For untold centuries, salmon migrated up the Yakima and Cle Elum rivers and headed to the tributaries in the mountains. The offspring would then return to the sea. But that ended early in the last century when a dam was constructed, creating the lake.

Officials hope to remedy that by construction of a 1,250-foot tunnel that will allow trout and salmon — especially sockeye — access to the reservoir and headwaters. Northbank Civil & Marine Inc., a small business based in Vancouver, won the contract.

If the tunnel is successful, construction of a fishery on Lake Cle Elum could be next, Visser said.

Other benefits include a thriving wildlife ecosystem and greater opportunities for recreational fishermen.



The project is part of the $4 billion to $6 billion Yakima Basin Integrated Plan, a collaboration between state, federal, tribal and local groups to improve water management in the region for fish, farms, and communities over the next 30 years.

Construction is slated to begin next month, and is expected to be completed by late 2020; but Visser said construction may not begin until spring if workers don't start before the first snows.

The bureau's partners on the project are the state departments of Ecology and Fish and Wildlife, as well as the Yakama Nation, which began slowly reintroducing sockeye to the system in 2009 through the use of a flume.

Tribal officials say the tunnel at Cle Elum and eventually others at all the region's reservoirs are key to restoring healthy salmon populations in the Yakima Basin.

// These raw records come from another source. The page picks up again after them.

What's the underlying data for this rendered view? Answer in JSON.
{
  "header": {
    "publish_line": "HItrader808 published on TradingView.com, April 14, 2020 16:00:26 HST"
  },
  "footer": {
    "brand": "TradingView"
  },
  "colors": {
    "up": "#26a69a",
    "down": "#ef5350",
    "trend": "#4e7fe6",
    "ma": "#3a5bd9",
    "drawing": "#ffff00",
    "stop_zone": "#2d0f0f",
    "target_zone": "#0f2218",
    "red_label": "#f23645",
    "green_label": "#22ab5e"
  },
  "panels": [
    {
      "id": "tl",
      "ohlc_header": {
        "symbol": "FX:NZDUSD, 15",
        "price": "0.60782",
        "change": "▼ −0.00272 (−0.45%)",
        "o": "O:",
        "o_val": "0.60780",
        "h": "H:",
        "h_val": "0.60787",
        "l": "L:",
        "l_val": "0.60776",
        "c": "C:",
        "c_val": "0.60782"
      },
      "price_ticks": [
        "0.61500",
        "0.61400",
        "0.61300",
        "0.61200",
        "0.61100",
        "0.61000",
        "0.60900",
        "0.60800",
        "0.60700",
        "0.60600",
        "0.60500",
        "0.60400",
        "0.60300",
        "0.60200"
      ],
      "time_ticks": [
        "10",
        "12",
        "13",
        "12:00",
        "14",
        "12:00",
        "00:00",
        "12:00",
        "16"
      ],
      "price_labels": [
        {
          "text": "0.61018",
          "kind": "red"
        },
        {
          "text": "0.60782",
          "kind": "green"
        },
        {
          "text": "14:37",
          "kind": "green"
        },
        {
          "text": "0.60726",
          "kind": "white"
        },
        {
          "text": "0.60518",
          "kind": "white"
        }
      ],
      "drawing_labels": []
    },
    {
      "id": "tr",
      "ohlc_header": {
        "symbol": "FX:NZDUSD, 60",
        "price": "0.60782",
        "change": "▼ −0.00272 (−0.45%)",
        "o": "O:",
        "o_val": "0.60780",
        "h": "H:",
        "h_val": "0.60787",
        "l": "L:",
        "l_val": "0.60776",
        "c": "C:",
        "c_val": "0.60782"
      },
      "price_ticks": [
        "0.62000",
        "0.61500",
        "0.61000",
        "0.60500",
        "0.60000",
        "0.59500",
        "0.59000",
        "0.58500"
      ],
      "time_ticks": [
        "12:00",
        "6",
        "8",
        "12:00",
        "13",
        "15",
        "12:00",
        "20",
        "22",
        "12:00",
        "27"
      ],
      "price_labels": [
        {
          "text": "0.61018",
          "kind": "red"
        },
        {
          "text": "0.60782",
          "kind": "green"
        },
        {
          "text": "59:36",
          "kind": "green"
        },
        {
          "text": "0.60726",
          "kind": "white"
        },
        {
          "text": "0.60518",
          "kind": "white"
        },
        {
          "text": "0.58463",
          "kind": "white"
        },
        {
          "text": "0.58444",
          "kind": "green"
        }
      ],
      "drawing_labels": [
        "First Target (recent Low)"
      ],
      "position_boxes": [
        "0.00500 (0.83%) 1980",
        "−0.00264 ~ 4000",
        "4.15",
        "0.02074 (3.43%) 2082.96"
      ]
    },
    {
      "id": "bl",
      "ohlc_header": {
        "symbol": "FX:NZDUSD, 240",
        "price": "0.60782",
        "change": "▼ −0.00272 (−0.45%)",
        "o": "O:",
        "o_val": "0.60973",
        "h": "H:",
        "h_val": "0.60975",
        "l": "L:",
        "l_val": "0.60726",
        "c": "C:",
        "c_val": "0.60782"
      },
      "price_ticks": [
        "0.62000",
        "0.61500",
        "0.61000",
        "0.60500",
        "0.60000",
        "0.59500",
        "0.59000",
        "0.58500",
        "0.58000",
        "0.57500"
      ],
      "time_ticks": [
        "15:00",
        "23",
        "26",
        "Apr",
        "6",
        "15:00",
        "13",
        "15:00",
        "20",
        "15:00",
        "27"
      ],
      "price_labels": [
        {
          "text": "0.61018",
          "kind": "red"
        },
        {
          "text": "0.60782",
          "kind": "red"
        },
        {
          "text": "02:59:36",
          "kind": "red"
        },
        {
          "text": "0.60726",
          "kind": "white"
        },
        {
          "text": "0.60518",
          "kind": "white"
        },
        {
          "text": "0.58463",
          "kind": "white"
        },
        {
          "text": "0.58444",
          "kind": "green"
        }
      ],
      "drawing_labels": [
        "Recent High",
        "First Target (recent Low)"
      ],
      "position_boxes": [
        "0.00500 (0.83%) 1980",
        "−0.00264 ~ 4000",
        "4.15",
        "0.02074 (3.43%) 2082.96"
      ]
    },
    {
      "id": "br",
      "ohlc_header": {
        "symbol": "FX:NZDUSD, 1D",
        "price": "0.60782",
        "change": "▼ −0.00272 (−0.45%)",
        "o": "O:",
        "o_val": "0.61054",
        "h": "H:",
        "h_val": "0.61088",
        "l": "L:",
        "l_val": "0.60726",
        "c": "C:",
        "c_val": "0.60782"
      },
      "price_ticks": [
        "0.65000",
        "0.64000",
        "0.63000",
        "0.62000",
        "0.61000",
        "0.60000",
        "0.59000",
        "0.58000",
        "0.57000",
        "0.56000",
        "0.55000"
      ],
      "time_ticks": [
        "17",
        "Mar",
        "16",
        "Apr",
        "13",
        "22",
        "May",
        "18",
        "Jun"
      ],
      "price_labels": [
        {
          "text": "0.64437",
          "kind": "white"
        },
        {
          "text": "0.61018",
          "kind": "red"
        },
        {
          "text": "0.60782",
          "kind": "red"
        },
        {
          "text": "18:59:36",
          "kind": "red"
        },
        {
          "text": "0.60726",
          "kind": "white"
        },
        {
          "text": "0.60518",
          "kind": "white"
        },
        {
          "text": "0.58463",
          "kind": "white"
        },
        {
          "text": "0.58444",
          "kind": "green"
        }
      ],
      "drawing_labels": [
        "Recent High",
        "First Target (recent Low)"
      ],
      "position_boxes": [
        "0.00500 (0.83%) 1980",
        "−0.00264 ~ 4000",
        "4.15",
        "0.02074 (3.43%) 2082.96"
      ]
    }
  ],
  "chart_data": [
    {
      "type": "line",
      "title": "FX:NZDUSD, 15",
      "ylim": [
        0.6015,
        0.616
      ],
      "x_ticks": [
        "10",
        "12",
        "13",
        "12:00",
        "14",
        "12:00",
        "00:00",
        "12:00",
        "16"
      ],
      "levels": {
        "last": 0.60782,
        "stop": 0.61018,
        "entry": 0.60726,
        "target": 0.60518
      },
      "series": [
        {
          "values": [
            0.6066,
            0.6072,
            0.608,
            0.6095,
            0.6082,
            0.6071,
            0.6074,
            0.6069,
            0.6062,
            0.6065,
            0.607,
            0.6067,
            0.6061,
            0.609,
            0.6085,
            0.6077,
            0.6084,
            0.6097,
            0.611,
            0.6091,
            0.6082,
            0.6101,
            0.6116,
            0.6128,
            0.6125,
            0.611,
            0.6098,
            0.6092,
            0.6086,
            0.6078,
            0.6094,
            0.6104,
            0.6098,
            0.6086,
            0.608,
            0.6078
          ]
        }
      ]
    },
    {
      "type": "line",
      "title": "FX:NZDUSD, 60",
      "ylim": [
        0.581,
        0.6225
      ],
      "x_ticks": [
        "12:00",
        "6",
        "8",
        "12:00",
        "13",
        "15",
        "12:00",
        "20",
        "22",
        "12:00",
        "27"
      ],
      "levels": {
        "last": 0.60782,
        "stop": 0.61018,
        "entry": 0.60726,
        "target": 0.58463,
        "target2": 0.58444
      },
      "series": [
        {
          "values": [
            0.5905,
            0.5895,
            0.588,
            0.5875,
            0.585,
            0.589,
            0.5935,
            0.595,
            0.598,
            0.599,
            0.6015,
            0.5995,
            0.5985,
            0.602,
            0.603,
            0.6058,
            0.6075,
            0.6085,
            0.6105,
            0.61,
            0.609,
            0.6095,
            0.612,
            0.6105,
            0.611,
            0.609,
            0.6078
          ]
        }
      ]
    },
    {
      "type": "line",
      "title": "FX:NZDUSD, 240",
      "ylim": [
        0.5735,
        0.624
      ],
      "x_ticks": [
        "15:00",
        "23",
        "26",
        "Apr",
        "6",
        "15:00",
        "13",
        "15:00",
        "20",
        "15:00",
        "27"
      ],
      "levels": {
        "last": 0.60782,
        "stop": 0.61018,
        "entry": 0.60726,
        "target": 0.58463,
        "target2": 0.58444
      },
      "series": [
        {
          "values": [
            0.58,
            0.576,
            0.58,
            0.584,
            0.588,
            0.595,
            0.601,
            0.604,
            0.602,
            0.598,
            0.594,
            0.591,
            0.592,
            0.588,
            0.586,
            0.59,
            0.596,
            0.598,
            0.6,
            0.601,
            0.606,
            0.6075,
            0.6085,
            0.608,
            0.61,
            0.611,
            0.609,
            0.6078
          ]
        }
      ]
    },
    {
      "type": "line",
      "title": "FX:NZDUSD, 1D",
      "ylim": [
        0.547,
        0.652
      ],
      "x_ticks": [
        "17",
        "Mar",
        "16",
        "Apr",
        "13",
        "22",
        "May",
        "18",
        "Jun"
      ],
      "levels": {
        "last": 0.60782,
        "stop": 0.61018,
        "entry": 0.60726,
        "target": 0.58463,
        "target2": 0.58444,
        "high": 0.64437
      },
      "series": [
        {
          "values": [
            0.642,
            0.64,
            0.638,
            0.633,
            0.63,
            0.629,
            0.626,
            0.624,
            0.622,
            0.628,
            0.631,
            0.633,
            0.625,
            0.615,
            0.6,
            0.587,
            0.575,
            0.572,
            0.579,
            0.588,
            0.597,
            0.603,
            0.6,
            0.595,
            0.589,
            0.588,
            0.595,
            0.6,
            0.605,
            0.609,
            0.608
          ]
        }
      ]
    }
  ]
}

The flume was meant as a pilot to test the feasibility of the larger project, Visser said. The tunnel, which targets juveniles, has three parts: a stepped inlet to let fish swim in at varying water heights, and a spiral water slide that lowers the fish to a tunnel past the dam that delivers them to the river. For returning adults, the plan is to trap fish below the dam that are too big for the tunnel and drive them in tanker trucks up to the reservoir for release.

The first phase of the project, which began in 2015, was completed last fall after a $4.5 million road and bridge across the Cle Elum River was completed. The road and bridge were built so that the passage facility can be built on the far side of the dam.